Generative Adversarial Networks: Generative adversarial networks (GANs) are neural nets that generate samples (usually images) by (deterministically) transforming samples from a simple base distribution (eg standard Gaussian random vectors). To train them, we minimize an integral probability metric (IPM) between the empirical distribution of the data and the distribution of the generated samples. IPM’s are distances on probability distributions of the form

\[\def\IPM{\text{IPM}} \IPM_{\cF}(P\|Q) = \max_{f\in\cF}\int_{\cX}f(x)d(P - Q)(x),\]

where $\cF$ is a collection of test functions (not to be confused with test functions in functional analysis): different choices of test functions lead to different IPMs. We call the $f$’s test functions because each $f$ “test” for differences between $P$ and $Q$ in a (fixed) direction. IPMs are convex with respect to their arguments because they are the maximum of linear functions: $\int_{\cX}f(x)d(P - Q)(x)$ is linear in $P$ and $Q$ (for a fixed $f$), so it is convenient to minimize them. Three prominent examples of IPMs are

the optimal transport AKA Wasserstein distance: $\cF$ is the set of 1-Lipschitz functions with respect to the transport cost function,
the aforementioned TV distance: $\cF$ is the set of functions whose sup norm is at most 1.
the mean discrepancy: $\cF$ is a subspace spanned by a collection of feature maps.

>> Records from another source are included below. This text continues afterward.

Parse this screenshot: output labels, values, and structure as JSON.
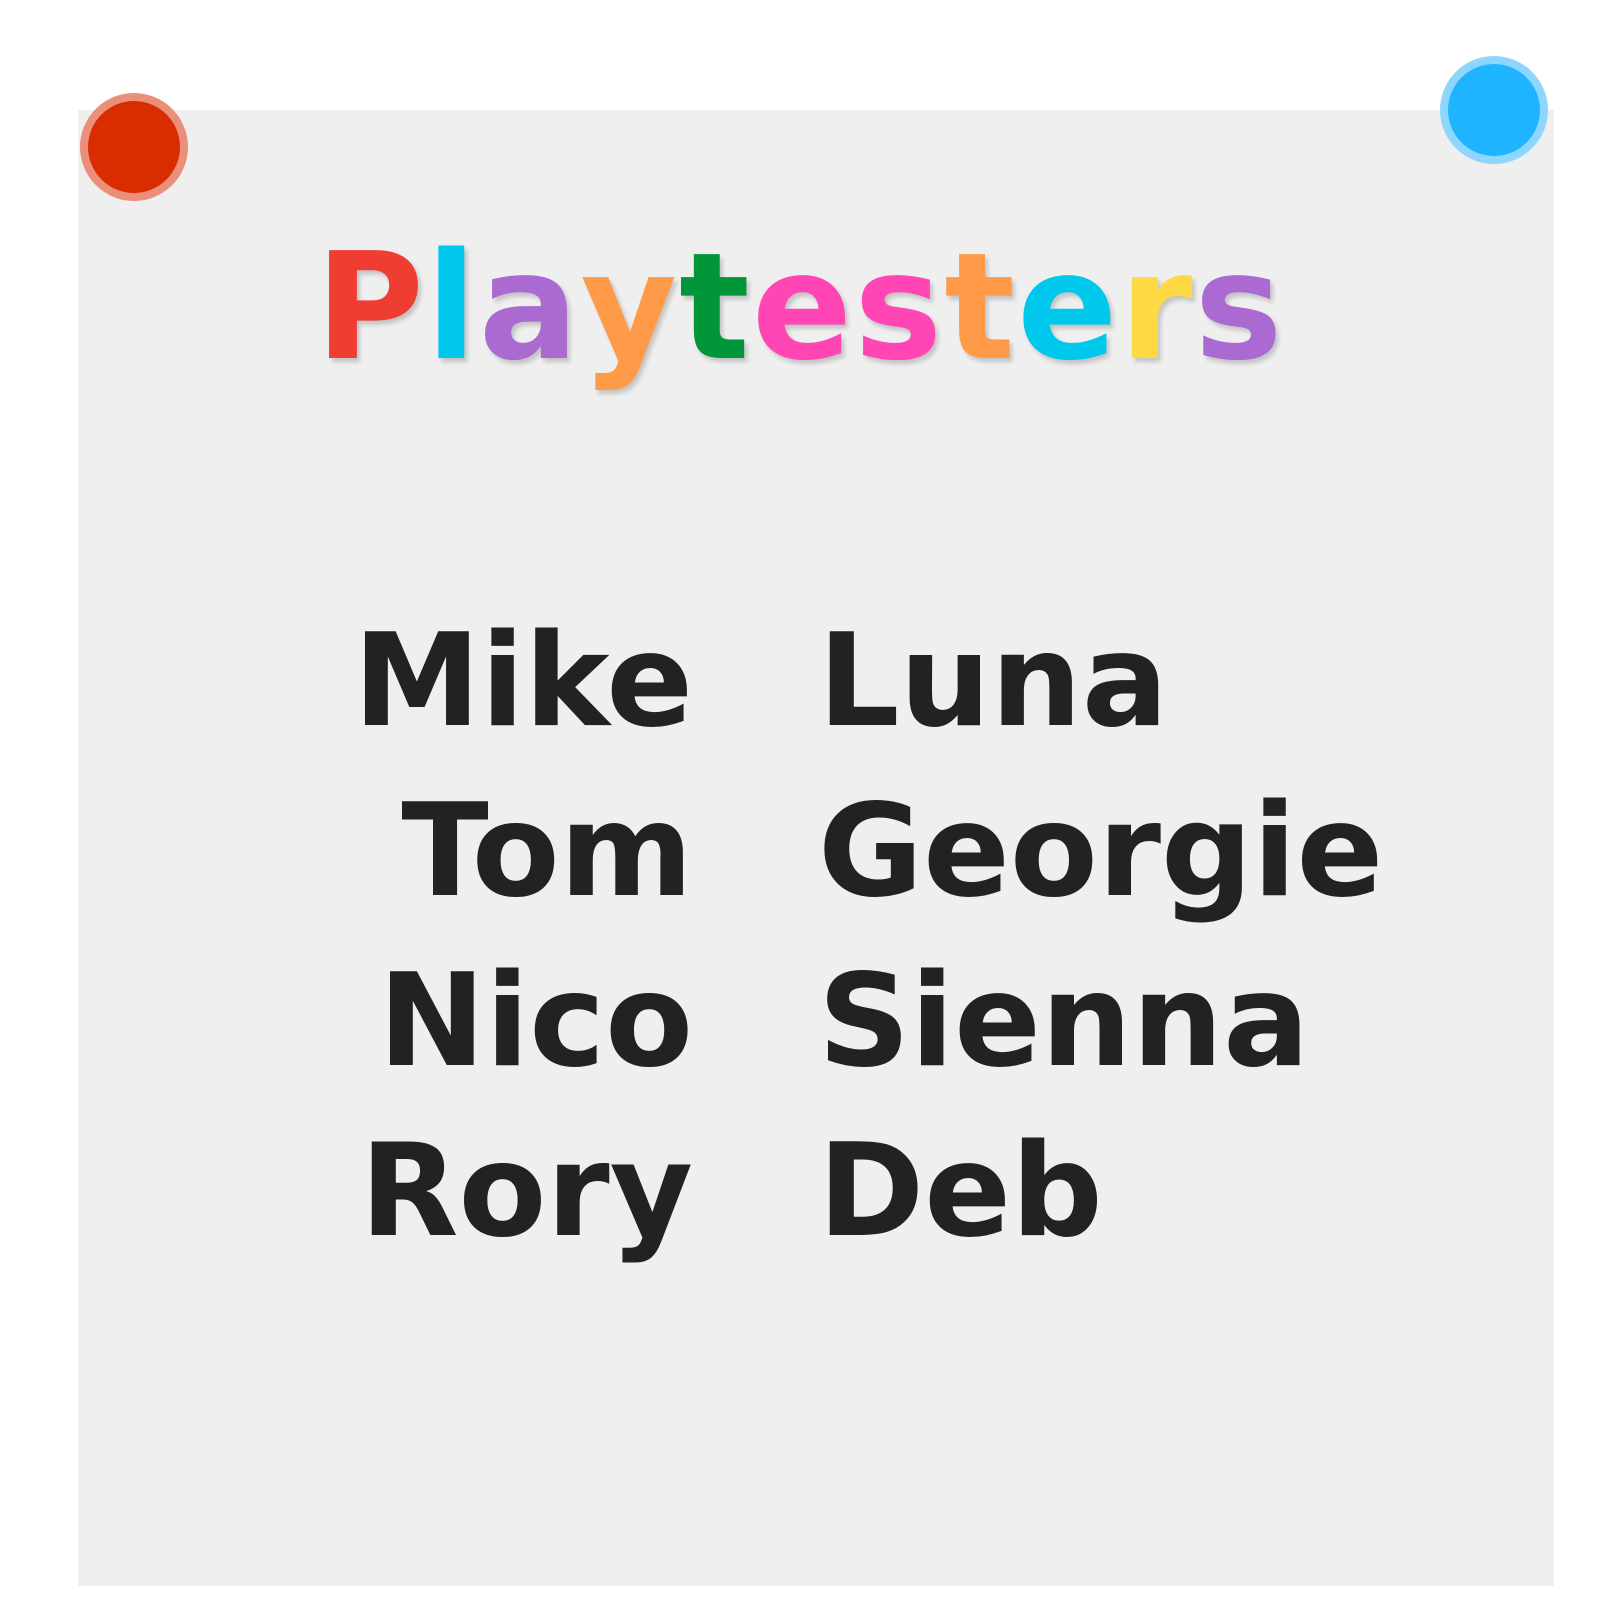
{
  "title": {
    "letters": [
      {
        "char": "P",
        "color": "#ef3d32"
      },
      {
        "char": "l",
        "color": "#00c8ec"
      },
      {
        "char": "a",
        "color": "#aa6ad2"
      },
      {
        "char": "y",
        "color": "#ff9a48"
      },
      {
        "char": "t",
        "color": "#009639"
      },
      {
        "char": "e",
        "color": "#ff46b4"
      },
      {
        "char": "s",
        "color": "#ff46b4"
      },
      {
        "char": "t",
        "color": "#ff9a48"
      },
      {
        "char": "e",
        "color": "#00c8ec"
      },
      {
        "char": "r",
        "color": "#ffd944"
      },
      {
        "char": "s",
        "color": "#aa6ad2"
      }
    ]
  },
  "names": {
    "left": [
      "Mike",
      "Tom",
      "Nico",
      "Rory"
    ],
    "right": [
      "Luna",
      "Georgie",
      "Sienna",
      "Deb"
    ]
  },
  "colors": {
    "sheet": "#efefef",
    "text": "#222222",
    "pin_red": "#d92c00",
    "pin_red_ring": "#ec8f7a",
    "pin_blue": "#1fb4ff",
    "pin_blue_ring": "#8fd6ff"
  },
  "pins": [
    "red-pin",
    "blue-pin"
  ]
}
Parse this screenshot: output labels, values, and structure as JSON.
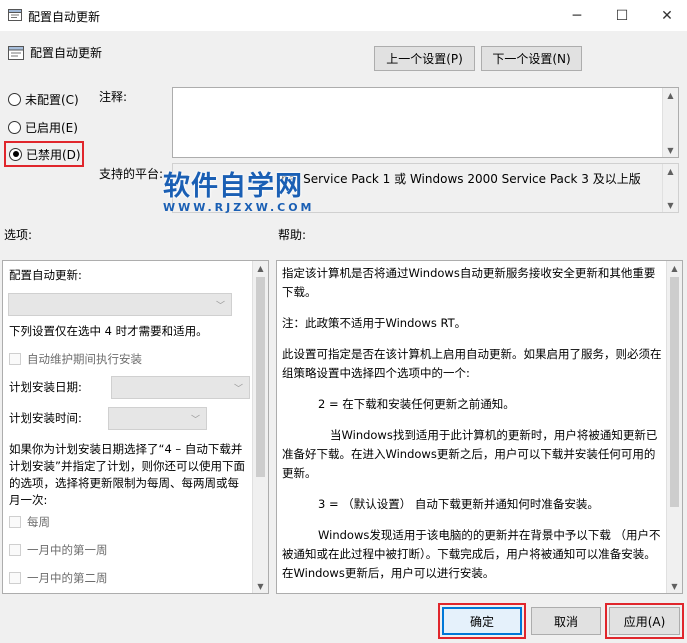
{
  "window": {
    "title": "配置自动更新",
    "minimize": "─",
    "maximize": "☐",
    "close": "✕"
  },
  "header": {
    "policy_title": "配置自动更新",
    "prev_button": "上一个设置(P)",
    "next_button": "下一个设置(N)"
  },
  "state": {
    "options": [
      {
        "label": "未配置(C)",
        "checked": false
      },
      {
        "label": "已启用(E)",
        "checked": false
      },
      {
        "label": "已禁用(D)",
        "checked": true
      }
    ]
  },
  "comment": {
    "label": "注释:",
    "value": ""
  },
  "platform": {
    "label": "支持的平台:",
    "value": "nal Service Pack 1 或 Windows 2000 Service Pack 3 及以上版"
  },
  "watermark": {
    "main": "软件自学网",
    "sub": "WWW.RJZXW.COM"
  },
  "options_panel": {
    "section_label": "选项:",
    "configure_label": "配置自动更新:",
    "note": "下列设置仅在选中 4 时才需要和适用。",
    "auto_maintenance": "自动维护期间执行安装",
    "schedule_day_label": "计划安装日期:",
    "schedule_time_label": "计划安装时间:",
    "paragraph": "如果你为计划安装日期选择了“4 – 自动下载并计划安装”并指定了计划，则你还可以使用下面的选项，选择将更新限制为每周、每两周或每月一次:",
    "every_week": "每周",
    "first_week": "一月中的第一周",
    "second_week": "一月中的第二周"
  },
  "help_panel": {
    "section_label": "帮助:",
    "paragraphs": [
      "指定该计算机是否将通过Windows自动更新服务接收安全更新和其他重要下载。",
      "注：此政策不适用于Windows RT。",
      "此设置可指定是否在该计算机上启用自动更新。如果启用了服务，则必须在组策略设置中选择四个选项中的一个:",
      "2 = 在下载和安装任何更新之前通知。",
      "当Windows找到适用于此计算机的更新时，用户将被通知更新已准备好下载。在进入Windows更新之后，用户可以下载并安装任何可用的更新。",
      "3 = （默认设置） 自动下载更新并通知何时准备安装。",
      "Windows发现适用于该电脑的的更新并在背景中予以下载 （用户不被通知或在此过程中被打断）。下载完成后，用户将被通知可以准备安装。在Windows更新后，用户可以进行安装。"
    ]
  },
  "footer": {
    "ok": "确定",
    "cancel": "取消",
    "apply": "应用(A)"
  },
  "colors": {
    "highlight_red": "#e0262c",
    "focus_blue": "#0078d7",
    "watermark_blue": "#1a5fb4"
  }
}
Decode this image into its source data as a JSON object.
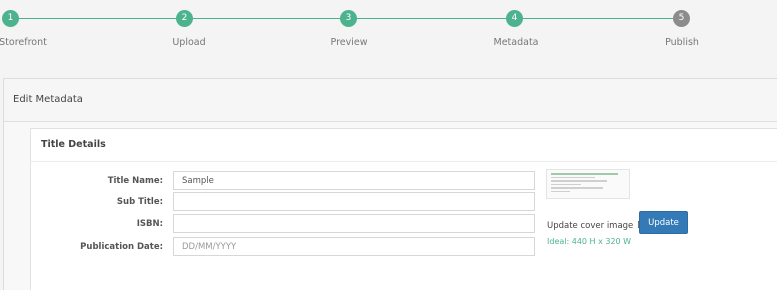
{
  "stepper": {
    "steps": [
      {
        "number": "1",
        "label": "Storefront",
        "state": "complete"
      },
      {
        "number": "2",
        "label": "Upload",
        "state": "complete"
      },
      {
        "number": "3",
        "label": "Preview",
        "state": "complete"
      },
      {
        "number": "4",
        "label": "Metadata",
        "state": "current"
      },
      {
        "number": "5",
        "label": "Publish",
        "state": "pending"
      }
    ]
  },
  "panel": {
    "title": "Edit Metadata"
  },
  "card": {
    "title": "Title Details",
    "fields": {
      "title_name": {
        "label": "Title Name:",
        "value": "Sample",
        "placeholder": ""
      },
      "sub_title": {
        "label": "Sub Title:",
        "value": "",
        "placeholder": ""
      },
      "isbn": {
        "label": "ISBN:",
        "value": "",
        "placeholder": ""
      },
      "publication_date": {
        "label": "Publication Date:",
        "value": "",
        "placeholder": "DD/MM/YYYY"
      }
    },
    "cover": {
      "update_text": "Update cover image",
      "update_button": "Update",
      "ideal_text": "Ideal: 440 H x 320 W",
      "edit_icon": "edit-icon"
    }
  },
  "colors": {
    "accent_green": "#4db38f",
    "pending_gray": "#8c8c8c",
    "button_blue": "#337ab7"
  }
}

To train GANs today, practitioners solve the min-max problem

\[\textstyle \def\base{\text{base}} \min_{G\in\cG}\max_{f\in\cF}\int_{\cX}f(x)d(P_n - G_{\#}P_\base), \tag{GAN}\]

where $G_{\#}P_\base$ is the pushforward of the base distribution $P_\base$ under the generator $G$ (ie the distribution of $G(Z)$, $Z\sim P_\base$). I qualified the preceding statement with today because the first GANs did not (implicitly) minimize an IPM; they actually minimized a symmetric version of the KL divergence. Going back to (GAN), we see that the discriminator plays the role of the test function in the IPM. In practice, the generator and discriminator are neural nets and optimization over the generator and discriminator classes boil down to optimizing the weights of the neural nets. Later in the course, we shall see algorithms for solving such min-max problems.

Posted on February 24, 2025 from Ann Arbor, MI.